Если мы возьмем крайний пример «случайности», «чудо», то и здесь серьезные апории встречаются только для эмпиризма, который теорией «вероятности» пытается устранить истолкование всей эмпирической действительности в порядке «чудесного». Напротив, рационализм, поскольку он в «случайности» чудес готов видеть также эмпирическую действительность, обязан и для «чуда» найти свое разумное основание. Понятно поэтому, как вся область «фактов», единичного или исторического, оказывается также областью разумного основания. Быть может, мы здесь не найдем «естественного» или точнее «естественно-научного» объяснения, как объяснения, довольствующегося одной внешней каузальной последовательностью, лишь бы была на лицо «повторяемость», и наверное мы не найдем в этих объяснениях того «предвидения», которое в прагматическом действовании завершает, по представлению эмпиризма, всякое научное знание и тем сообщает ему всяческую ценность. От этого мы лишимся «законов» исторического, но зато, несомненно, мы найдем внутреннюю объяснительную связь соответственных фактов, которая, во всяком случае, по своему методологическому качеству не ниже естественно-научной, так как, в конце концов, обе останутся «гипотетически необходимыми». Следовательно, в общем итоге не что иное, как ratio есть гарантия одинаково как общего, так и исторического познания. Как утверждает Лейбниц, Omnia quae certe cognoscimus, vel demonstrationibus, vel experimentis constant et in utroque dominatur ratio. Nam ipsa ars instituendi experimenta, iisque utendi certis rationibus nititur, quatenus scilicet a casu sive fortuna non pendet. Так ставится проблема в рационализме и эта постановка уже предполагает путь ее решения. Вольф дальше не двинулся, и как мы еще покажем, внес при истолковании этого вопроса лишние затруднения и препятствия, но все же в вольфовском рационализме решение проблемы не остается без движения. И нужно найти способ умертвить рационализм, отняв у него ratio, чтобы исчезли названные благоприятные условия для всякой методологии, а в частности и для методологии исторического познания.
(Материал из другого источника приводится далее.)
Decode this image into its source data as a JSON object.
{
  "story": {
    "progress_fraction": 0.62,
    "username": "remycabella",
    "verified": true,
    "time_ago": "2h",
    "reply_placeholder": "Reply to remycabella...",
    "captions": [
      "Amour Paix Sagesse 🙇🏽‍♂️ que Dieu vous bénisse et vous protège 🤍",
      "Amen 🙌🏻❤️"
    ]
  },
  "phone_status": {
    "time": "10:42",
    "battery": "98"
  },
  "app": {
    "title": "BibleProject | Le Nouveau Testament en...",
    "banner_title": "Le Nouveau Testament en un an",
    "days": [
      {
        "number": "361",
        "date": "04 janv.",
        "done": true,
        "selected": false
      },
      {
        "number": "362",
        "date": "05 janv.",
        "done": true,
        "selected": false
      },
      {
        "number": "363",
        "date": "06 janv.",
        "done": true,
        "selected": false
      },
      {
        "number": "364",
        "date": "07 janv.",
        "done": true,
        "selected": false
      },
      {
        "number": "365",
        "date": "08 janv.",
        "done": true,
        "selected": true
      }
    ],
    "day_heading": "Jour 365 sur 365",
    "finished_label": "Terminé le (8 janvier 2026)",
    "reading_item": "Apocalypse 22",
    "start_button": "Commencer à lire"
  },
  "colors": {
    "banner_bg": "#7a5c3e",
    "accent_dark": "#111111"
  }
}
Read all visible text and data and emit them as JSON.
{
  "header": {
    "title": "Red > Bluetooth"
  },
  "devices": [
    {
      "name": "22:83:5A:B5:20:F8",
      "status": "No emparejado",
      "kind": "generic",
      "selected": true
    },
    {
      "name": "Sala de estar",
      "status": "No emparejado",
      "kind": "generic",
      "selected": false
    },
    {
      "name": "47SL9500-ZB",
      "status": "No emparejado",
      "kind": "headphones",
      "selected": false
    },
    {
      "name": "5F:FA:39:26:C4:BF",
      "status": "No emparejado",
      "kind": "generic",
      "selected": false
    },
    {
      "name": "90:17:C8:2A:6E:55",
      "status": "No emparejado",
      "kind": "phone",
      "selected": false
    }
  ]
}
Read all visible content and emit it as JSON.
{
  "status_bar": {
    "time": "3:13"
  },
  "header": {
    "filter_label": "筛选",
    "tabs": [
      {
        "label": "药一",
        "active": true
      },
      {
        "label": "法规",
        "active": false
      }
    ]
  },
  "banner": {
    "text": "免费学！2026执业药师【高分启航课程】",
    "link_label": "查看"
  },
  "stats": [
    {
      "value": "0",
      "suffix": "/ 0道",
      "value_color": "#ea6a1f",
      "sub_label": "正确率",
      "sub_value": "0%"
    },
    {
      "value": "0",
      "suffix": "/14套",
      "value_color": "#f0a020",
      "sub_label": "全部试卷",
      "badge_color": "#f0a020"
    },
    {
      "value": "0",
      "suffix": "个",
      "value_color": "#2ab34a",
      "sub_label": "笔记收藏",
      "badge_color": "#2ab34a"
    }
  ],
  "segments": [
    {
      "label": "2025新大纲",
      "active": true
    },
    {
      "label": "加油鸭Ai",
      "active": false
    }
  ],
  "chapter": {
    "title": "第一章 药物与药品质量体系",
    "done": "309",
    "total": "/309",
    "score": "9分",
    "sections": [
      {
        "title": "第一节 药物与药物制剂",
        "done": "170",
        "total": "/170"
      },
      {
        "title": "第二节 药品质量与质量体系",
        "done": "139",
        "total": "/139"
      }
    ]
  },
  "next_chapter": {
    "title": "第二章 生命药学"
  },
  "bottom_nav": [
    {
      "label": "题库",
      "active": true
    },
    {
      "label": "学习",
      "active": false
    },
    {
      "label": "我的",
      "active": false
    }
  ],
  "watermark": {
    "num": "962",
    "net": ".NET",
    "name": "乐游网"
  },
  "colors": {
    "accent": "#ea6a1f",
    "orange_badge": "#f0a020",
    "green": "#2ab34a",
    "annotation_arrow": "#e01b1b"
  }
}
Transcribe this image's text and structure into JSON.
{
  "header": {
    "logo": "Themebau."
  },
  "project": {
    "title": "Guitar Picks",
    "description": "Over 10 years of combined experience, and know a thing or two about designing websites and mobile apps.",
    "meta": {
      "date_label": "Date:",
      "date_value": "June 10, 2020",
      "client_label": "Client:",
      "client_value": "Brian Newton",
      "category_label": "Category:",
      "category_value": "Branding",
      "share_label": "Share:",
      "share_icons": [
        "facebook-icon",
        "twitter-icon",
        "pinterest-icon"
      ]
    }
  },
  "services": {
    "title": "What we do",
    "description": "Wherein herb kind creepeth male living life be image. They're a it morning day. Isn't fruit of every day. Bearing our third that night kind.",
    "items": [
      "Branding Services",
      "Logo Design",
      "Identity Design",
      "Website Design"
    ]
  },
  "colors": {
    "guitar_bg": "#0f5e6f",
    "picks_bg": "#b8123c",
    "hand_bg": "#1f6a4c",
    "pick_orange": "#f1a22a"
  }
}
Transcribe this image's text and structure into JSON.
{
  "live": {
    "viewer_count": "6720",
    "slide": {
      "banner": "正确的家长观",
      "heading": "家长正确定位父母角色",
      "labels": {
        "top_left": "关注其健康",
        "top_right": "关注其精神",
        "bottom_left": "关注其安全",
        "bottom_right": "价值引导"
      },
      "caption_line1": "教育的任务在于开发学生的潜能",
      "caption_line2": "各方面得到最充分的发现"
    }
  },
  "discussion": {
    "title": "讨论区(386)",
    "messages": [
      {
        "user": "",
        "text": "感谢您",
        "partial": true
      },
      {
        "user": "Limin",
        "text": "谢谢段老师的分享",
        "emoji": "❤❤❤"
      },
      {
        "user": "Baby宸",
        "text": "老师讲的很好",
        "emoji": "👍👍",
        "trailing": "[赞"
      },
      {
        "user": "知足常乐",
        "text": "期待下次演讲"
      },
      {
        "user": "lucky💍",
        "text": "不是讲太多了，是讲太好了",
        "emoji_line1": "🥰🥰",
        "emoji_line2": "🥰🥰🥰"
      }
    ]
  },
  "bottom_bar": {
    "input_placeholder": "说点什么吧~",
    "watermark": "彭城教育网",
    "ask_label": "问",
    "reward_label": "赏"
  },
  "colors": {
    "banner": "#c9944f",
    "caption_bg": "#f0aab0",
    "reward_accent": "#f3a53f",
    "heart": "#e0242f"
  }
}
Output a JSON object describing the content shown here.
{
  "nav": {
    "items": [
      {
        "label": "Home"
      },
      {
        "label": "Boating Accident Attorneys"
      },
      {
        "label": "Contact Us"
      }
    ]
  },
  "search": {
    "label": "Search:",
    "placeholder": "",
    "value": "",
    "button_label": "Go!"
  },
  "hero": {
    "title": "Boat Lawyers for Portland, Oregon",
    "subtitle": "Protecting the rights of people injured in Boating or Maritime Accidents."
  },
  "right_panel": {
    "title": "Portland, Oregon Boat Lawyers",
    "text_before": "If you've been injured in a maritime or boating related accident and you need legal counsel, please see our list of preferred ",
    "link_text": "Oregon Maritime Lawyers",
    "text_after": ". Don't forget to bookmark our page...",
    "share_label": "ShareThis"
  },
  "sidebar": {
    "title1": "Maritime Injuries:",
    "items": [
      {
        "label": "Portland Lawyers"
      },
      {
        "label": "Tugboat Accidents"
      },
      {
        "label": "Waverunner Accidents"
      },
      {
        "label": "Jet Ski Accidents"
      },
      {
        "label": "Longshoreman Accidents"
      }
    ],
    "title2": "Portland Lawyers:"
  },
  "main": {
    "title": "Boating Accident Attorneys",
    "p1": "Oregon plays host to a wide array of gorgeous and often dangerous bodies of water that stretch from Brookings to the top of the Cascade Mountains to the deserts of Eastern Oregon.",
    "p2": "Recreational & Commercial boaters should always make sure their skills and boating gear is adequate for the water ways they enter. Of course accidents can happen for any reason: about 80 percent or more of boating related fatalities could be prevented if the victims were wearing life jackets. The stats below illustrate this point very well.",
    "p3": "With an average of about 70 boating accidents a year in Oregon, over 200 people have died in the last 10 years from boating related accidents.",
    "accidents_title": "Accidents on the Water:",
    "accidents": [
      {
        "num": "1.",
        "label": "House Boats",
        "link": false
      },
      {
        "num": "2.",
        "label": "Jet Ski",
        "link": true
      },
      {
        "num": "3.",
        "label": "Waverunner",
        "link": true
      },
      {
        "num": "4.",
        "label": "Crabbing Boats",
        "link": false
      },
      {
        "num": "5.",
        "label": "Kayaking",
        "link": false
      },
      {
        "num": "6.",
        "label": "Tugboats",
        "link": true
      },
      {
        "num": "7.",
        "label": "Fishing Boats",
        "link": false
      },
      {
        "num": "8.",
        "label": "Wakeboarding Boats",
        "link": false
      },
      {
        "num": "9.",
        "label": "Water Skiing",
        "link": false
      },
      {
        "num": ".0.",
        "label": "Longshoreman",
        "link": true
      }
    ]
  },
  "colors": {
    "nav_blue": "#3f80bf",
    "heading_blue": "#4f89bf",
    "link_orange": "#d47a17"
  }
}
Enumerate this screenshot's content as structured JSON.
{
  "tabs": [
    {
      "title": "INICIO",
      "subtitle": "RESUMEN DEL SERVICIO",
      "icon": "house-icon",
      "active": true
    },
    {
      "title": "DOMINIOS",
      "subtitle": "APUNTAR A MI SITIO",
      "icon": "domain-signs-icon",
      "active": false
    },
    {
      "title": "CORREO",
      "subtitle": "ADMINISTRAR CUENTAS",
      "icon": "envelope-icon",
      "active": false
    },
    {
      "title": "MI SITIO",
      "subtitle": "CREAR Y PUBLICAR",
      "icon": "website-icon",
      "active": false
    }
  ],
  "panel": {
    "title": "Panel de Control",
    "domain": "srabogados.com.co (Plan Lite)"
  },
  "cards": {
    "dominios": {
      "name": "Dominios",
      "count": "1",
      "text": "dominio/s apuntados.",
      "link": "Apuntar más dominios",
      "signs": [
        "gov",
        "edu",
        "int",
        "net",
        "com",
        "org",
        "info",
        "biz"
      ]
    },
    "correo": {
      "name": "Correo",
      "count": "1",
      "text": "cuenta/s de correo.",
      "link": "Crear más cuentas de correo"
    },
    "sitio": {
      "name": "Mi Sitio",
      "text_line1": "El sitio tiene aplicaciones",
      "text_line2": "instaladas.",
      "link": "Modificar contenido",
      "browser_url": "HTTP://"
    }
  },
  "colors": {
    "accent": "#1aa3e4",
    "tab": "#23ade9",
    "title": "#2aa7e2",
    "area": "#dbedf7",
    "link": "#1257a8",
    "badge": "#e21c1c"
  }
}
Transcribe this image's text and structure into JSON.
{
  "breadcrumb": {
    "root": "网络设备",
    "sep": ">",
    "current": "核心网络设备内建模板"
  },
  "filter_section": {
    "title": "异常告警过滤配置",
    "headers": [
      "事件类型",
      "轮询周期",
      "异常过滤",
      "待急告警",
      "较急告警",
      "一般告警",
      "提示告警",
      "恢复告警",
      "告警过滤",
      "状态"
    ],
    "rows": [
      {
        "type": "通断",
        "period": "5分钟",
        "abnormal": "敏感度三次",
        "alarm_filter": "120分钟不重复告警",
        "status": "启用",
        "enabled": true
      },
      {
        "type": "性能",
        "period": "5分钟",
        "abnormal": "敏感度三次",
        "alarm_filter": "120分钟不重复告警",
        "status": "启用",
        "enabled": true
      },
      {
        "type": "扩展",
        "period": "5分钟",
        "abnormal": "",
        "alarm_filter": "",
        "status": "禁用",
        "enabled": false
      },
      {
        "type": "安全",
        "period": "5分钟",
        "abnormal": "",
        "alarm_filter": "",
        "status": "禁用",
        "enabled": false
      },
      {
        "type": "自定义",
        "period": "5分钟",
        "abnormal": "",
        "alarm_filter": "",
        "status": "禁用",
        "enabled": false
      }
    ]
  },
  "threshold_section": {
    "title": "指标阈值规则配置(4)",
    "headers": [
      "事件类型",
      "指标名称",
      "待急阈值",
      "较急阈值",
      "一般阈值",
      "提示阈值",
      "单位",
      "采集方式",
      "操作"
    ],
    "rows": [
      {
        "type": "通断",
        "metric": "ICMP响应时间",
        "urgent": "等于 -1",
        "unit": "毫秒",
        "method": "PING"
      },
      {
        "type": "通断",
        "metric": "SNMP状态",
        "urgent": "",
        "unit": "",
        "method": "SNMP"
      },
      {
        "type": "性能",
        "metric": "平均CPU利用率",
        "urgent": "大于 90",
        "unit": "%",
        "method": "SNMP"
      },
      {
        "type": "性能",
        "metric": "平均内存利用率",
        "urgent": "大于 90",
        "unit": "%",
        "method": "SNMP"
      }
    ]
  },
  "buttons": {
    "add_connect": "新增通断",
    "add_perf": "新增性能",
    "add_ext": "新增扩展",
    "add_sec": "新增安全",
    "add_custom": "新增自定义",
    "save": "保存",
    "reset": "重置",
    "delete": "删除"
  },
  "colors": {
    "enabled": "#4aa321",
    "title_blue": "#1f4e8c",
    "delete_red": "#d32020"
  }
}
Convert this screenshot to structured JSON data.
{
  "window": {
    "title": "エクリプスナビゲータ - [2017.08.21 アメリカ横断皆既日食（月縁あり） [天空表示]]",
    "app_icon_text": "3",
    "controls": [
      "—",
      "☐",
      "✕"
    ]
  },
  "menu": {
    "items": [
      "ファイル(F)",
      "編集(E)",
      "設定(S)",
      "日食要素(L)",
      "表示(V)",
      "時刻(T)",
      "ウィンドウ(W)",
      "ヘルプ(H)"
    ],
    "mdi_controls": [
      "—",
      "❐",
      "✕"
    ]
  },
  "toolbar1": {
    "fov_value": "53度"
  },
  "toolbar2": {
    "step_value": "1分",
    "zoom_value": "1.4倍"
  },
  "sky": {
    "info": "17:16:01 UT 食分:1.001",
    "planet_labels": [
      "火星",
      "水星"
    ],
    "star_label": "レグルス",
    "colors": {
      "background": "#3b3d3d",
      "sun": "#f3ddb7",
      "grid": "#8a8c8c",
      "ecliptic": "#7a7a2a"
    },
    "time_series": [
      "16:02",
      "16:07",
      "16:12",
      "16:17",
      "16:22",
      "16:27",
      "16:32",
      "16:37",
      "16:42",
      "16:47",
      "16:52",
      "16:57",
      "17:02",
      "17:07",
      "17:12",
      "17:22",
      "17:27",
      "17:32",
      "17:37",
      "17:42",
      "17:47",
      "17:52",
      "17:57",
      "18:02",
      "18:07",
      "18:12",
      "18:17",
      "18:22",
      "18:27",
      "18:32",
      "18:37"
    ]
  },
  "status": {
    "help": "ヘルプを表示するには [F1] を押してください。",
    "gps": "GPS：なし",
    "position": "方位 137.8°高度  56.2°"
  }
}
6. Теми недоразумениями, которые обычно связываются с интерпрета цией рационалистической философии, – и которые начинают приобретать силу традиции, – мы обязаны в значительной степени недостаточному пониманию учения Вольфа как со стороны его последователей, так и со стороны его противников. Наиболее опасным в этом отношении является тот уклон мысли, где теряется предметное значение разумного основания, и где «субъект» провозглашается подлинным началом философии. Философия Канта, поэтому есть самый живой источник всякого рода заблуждений, связанных с таким направлением мысли. Но ограничивая свое внимание исключительно только принципом разумного основания в рационализме, и суживая соответственно всю проблему рационализма, мы склонны видеть источник искажения онтологического смысла этого принципа, как он дан у Вольфа, с одной стороны, в критике Крузиуса, а с другой, в интерпретации Дарьеса, – в особенности, конечно, последнего. Но наибольшее влияние имело мнение Канта, воспринятое им, вероятно, от того же Дарьеса и Реймаруса, но развитое им еще дальше, – мнение Канта, еще больше затемнившего вопрос внесением в него сомнений Юма и категорическим одобрением неудачной идеи, будто принцип достаточного основания имеет исключительно логическое значение. Одним ударом Канту удалось достигнуть двух результатов: 1, разумное основание было изъято из действительности, 2, уничтожалось объяснение из сущности и оставалось только объяснение из внешних причин.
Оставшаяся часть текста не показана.